I’m training a Pytorch based RL agent and after some time the gradients become nan
.
I narrowed it down to the issue that an element in train_batch[SampleBatch.ACTION_LOGP]
becomes nan, i.e.:
ipdb> train_batch[SampleBatch.ACTION_LOGP]
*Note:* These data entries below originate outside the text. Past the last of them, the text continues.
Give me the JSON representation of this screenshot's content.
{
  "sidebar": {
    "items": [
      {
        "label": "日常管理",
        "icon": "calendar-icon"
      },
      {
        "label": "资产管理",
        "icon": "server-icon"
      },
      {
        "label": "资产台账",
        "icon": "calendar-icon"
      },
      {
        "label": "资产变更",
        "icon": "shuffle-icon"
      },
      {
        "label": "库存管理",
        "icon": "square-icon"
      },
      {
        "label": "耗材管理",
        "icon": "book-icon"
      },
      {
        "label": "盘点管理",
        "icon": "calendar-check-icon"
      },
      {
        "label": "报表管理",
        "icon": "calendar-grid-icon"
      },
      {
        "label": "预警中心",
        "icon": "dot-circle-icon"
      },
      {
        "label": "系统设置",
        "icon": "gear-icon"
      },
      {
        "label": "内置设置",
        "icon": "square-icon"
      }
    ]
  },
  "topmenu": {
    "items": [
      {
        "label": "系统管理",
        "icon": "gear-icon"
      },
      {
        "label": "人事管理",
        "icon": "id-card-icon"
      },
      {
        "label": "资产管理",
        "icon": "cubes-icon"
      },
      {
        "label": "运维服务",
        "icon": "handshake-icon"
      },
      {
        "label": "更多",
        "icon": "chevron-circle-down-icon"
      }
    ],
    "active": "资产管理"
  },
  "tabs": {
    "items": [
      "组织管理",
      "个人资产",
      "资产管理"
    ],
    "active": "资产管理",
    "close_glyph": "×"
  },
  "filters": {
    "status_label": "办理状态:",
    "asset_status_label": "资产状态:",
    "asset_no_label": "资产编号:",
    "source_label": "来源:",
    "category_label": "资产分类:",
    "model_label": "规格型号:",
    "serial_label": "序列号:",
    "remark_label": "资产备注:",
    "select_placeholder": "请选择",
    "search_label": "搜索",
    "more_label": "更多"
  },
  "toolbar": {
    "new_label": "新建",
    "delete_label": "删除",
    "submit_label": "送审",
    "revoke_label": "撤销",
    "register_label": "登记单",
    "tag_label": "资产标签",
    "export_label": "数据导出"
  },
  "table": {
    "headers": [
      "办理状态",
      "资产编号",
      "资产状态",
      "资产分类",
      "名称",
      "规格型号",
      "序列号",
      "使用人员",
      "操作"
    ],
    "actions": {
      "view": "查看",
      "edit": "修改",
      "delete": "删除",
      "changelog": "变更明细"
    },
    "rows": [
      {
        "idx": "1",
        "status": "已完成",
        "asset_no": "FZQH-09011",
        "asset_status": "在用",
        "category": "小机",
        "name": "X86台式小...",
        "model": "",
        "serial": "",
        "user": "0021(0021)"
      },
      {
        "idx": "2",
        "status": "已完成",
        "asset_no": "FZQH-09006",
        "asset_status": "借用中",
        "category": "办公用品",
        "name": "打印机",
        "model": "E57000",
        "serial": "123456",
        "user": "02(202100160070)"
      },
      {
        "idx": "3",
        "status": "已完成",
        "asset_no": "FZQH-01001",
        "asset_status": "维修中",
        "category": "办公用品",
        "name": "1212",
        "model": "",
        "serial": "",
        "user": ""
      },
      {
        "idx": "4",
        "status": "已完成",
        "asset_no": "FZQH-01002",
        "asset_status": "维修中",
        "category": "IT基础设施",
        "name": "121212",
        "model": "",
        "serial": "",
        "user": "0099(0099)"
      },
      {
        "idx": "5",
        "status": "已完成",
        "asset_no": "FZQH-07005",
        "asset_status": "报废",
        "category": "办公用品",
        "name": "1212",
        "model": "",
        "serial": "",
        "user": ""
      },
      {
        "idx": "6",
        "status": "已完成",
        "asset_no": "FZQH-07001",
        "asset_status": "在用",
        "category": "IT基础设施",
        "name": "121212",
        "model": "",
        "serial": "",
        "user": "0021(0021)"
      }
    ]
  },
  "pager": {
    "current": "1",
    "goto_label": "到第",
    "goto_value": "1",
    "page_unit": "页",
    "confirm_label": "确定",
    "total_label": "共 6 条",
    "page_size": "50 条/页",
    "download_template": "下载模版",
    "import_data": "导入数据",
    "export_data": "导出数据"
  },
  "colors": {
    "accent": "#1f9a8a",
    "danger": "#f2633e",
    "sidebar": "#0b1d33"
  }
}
tensor([-2.2935, -2.1049, -6.6760, -2.9978, -3.4345, -2.3617, -7.0113, -2.2205,
-2.7104, -2.4619, -2.6365, -4.2575, -1.9757, -2.1059, -3.3431, -4.4665,
-2.4221, -2.0094, -2.5488, -3.4173, -3.6056, -3.2375, -2.1103, -1.9414,
-5.7886, -2.8885, -2.7877, -1.9022, -5.3155, -4.7475, -1.7011, -2.7406,
-3.8260, -5.1334, -3.9586, -1.7644, -3.9647, -3.0025, -2.3528, -2.3174,
-2.4714, -2.8532, -2.3275, -2.1873, -2.3088, -2.7994, -8.2306, -3.3107,
-2.0088, -3.3923, -2.5899, -2.0405, -1.8622, -2.3435, -1.9985, -2.9948,
-1.4785, -3.2709, -4.4852, -2.0569, -6.1308, -3.3117, -1.9325, -2.4115,
-2.0660, -1.9637, -4.5762, -2.5048, -1.8225, -1.6604, -2.2738, -1.9422,
-3.6144, -2.9782, -1.8503, -2.2936, -2.9227, -2.6610, -4.4914, -2.4797,
-4.8016, -3.0306, -2.6312, -3.3183, -1.8548, -2.0372, -1.9313, -1.9252,
-3.2634, -2.9477, -3.6409, -1.7080, -2.6747, -2.1803, -2.4812, -2.2985,
-2.1640, -2.9551, -2.7904, -2.7588, -2.4371, -2.8985, -2.0045, nan,
-5.1289, -2.1477, -3.5149, -1.9273, -2.8681, -2.8987, -4.2561, -2.6884,
-2.7404, -2.1192, -6.0505, -3.0273, -3.1711, -3.4646, -2.6108, -3.6579,
-4.1734, -2.0386, -3.0869, -3.0038, -2.3043, -1.8855, -1.9970, -2.1687],
device='cuda:0')
which causes the nan
value to propagate from the ppo_surrogate_loss
(here).
Any suggestions how to proceed from here? It’s not clear to me where it’s being set (e.g. maybe here?). Everything seems to be normal in terms of observations and the model weights prior to this happening. Also, the gradients are not vanishing nor exploding, so that’s not the issue.